Multiculturalismo, guetização e o fim do interculturalismo esperado

A presença islâmica na Europa, particularmente visível em países como a Alemanha, onde residem cerca de seis milhões de muçulmanos, caracteriza-se em muitos contextos por uma forte concentração territorial e social. A formação de grandes guetos urbanos, associados a um multiculturalismo fechado, tem frustrado a expectativa intercultural que marcou o período dos Gastarbeiter. Em vez de uma interação transformadora entre culturas, tem-se afirmado uma coexistência paralela, com sistemas normativos, simbólicos e identitários distintos.

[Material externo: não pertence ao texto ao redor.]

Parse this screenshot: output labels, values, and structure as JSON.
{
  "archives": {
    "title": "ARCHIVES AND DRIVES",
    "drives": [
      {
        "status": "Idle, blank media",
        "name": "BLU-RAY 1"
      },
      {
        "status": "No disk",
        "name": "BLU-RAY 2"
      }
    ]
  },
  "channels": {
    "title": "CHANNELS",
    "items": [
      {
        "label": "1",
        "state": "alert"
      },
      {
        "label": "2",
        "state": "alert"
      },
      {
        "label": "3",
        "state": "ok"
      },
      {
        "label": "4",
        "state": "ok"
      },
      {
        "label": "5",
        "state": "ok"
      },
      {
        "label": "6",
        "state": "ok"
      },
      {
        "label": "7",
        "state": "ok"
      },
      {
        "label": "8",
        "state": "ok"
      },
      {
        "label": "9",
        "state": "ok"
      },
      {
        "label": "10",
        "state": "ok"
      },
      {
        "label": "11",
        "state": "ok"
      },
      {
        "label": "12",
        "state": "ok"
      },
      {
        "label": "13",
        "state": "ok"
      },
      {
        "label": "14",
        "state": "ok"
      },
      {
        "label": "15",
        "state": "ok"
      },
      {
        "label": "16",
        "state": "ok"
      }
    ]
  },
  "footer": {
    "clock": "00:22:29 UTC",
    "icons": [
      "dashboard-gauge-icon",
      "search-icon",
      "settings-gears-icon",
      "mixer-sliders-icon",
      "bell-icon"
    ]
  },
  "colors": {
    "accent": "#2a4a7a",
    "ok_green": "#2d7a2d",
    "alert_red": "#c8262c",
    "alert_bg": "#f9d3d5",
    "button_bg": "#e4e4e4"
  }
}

Este fenómeno coloca desafios não apenas sociológicos, mas profundamente constitucionais. O conceito europeu de Estado, fundado na tríade pessoa, território e constituição, entra em tensão quando parcelas significativas da população estruturam a sua identidade cívica a partir de uma pertença religiosa transnacional, cuja referência normativa não é a constituição do Estado de residência, mas a Ummah, entendida como comunidade islâmica global.

Cidadania europeia e cidadania islâmica: conflito de antropologias jurídicas

No constitucionalismo europeu, a cidadania articula elementos de pertença (direito de sangue e/ou de solo) com direitos e deveres civis e políticos universais, assentes numa conceção de dignidade humana inerente a cada indivíduo. Esta matriz, historicamente influenciada por uma antropologia cristã secularizada, reconhece a dignidade como pré-política e inata.

Em contraste, a cidadania islâmica, enquanto conceito normativo, funda-se na Sunnah e na trilogia Corão-Sharia-Ahadith. Os direitos e deveres derivam da pertença religiosa à Ummah, sendo os princípios de dignidade, igualdade e justiça plenamente aplicáveis apenas aos membros dessa comunidade. Trata-se de uma conceção coerente no seu próprio sistema, mas não universalista no sentido ocidental. Daí a guerra aberta de grupos islâmicos que se sabem cobertos pela doutrina islâmica contra o “modernismo ocidental e cristão”, mas que a sociedade europeia qualifica de extremistas, numa de se enganarem a si mesmos!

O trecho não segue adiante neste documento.